This is part Nine of the continuing series on two-filter document culling. This is very important to successful, economical document review.

Second Filter – Predictive Culling and Coding

Bottom-Filter_only

The second filter begins where the first leaves off. The ESI has already been purged of unwanted custodians, date ranges, spam, and other obvious irrelevant files and file types. Think of the First Filter as a rough, coarse filter, and the Second Filter as fine-grained. The Second Filter requires a much deeper dive into file contents to cull out irrelevance. The most effective way to do that is to use predictive coding, by which I mean active machine learning, supplemented somewhat by using a variety of methods to find good training documents. That is what I call a multimodal approach that places primary reliance on the Artificial Intelligence at the top of the search pyramid. If you do not have active machine learning type of predictive coding with ranking abilities, you can still do fine-grained Second Level filtering, but it will be harder, and probably less effective and more expensive.

Pyramid Search diagram

All kinds of Second Filter search methods should be used to find highly relevant and relevant documents for AI training. Stay away from any process that uses just one search method, even if the one method is predictive ranking. Stay far away if the one method is rolling dice. Reliance on random chance alone has been proven to be an inefficient and ineffective way to select training documents. No one should be surprised by that.

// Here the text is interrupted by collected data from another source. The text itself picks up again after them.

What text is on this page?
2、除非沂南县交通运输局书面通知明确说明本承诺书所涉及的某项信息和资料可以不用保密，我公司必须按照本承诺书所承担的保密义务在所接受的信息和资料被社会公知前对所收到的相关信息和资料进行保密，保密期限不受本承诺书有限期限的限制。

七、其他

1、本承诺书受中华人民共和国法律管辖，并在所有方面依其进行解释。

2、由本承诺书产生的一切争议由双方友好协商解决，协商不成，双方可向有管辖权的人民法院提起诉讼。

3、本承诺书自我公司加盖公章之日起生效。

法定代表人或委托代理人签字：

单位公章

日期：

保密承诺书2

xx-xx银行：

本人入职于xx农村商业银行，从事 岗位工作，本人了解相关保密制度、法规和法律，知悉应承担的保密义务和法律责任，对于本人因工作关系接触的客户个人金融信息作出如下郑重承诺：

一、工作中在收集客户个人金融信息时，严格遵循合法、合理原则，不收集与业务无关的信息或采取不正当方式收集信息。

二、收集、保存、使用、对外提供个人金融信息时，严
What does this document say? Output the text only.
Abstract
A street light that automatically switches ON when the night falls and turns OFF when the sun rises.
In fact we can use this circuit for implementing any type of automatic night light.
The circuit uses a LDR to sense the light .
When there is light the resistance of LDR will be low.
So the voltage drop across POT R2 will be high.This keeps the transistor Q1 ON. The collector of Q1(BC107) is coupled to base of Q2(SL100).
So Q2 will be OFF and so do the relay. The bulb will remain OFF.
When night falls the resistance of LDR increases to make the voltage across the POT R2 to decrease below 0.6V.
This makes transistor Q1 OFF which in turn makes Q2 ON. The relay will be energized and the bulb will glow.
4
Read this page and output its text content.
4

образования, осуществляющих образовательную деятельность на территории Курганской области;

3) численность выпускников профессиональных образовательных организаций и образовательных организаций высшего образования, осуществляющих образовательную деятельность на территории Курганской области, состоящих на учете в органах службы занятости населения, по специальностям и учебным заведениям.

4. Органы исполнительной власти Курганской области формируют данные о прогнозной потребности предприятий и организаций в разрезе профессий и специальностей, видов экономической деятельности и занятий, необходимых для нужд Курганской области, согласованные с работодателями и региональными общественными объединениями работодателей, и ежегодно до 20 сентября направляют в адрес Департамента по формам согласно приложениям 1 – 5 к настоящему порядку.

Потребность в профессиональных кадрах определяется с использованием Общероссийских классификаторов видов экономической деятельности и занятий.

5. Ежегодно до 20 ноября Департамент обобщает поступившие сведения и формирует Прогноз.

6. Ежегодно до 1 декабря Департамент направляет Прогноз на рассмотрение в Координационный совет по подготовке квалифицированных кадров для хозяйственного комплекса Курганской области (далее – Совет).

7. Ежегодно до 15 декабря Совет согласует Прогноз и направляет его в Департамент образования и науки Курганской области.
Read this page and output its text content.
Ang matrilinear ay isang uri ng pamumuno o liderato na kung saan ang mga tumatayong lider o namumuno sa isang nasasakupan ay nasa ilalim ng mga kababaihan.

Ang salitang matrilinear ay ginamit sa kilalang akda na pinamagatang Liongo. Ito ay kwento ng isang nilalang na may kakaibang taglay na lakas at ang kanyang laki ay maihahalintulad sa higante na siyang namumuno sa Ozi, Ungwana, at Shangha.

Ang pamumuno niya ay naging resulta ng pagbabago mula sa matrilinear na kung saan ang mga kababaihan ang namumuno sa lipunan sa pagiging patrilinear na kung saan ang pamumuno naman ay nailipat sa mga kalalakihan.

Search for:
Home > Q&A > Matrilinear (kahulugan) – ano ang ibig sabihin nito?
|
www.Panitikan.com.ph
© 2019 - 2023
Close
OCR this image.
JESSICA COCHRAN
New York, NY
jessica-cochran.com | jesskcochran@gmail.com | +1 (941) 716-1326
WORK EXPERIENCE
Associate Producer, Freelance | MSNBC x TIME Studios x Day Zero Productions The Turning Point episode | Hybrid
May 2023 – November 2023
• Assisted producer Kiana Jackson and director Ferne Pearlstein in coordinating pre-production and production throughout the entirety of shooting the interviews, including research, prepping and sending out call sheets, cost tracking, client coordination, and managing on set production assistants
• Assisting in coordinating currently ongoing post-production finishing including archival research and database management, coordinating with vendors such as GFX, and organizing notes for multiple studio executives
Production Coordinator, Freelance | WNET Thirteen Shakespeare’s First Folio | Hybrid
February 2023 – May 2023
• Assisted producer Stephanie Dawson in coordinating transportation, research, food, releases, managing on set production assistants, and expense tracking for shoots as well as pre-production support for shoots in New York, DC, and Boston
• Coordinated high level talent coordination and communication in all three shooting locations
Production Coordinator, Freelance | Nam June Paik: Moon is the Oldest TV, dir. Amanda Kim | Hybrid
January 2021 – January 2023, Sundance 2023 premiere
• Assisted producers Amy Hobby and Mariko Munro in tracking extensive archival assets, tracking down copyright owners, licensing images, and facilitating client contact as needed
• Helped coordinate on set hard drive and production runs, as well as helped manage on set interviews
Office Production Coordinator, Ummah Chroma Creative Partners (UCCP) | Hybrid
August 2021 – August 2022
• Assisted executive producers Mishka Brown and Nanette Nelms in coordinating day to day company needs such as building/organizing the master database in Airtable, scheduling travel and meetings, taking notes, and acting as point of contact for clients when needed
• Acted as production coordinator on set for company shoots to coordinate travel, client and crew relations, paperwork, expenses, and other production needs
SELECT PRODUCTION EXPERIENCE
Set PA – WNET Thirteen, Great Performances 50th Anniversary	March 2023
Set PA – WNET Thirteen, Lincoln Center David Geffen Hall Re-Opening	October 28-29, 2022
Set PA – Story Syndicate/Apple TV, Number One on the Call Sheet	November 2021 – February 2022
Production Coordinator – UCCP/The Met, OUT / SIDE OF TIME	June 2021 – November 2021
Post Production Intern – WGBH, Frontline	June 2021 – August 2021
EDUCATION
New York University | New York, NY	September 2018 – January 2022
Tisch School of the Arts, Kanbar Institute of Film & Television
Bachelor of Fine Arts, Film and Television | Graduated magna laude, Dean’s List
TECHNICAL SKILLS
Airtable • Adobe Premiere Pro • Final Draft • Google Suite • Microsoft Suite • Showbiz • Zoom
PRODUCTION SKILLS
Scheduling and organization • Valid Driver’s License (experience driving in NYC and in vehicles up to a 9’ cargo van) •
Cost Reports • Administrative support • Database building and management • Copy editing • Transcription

The first round of training begins with the documents reviewed and coded relevant incidental to the First Filter coding. You could also defer the first round until you have done more active searches for relevant and highly relevant from the pool remaining after First Filter culling. In that case you also include irrelevant in the first training round, which is also important. Note that even though the first round of training is the only round of training that has a special name – seed set – there is nothing all that important or special about it. All rounds of training are important.

There is so much misunderstanding about that, and seed sets, that I no longer like to even use the term. The only thing special in my mind about the first round of training is that it is sometimes a very large training set. That happens when the First Filter turns up a large amount of relevant files, or they are otherwise known and coded before the Second Filter training begins. The sheer volume of training documents in many first rounds thus makes them special, not the fact that the training came first.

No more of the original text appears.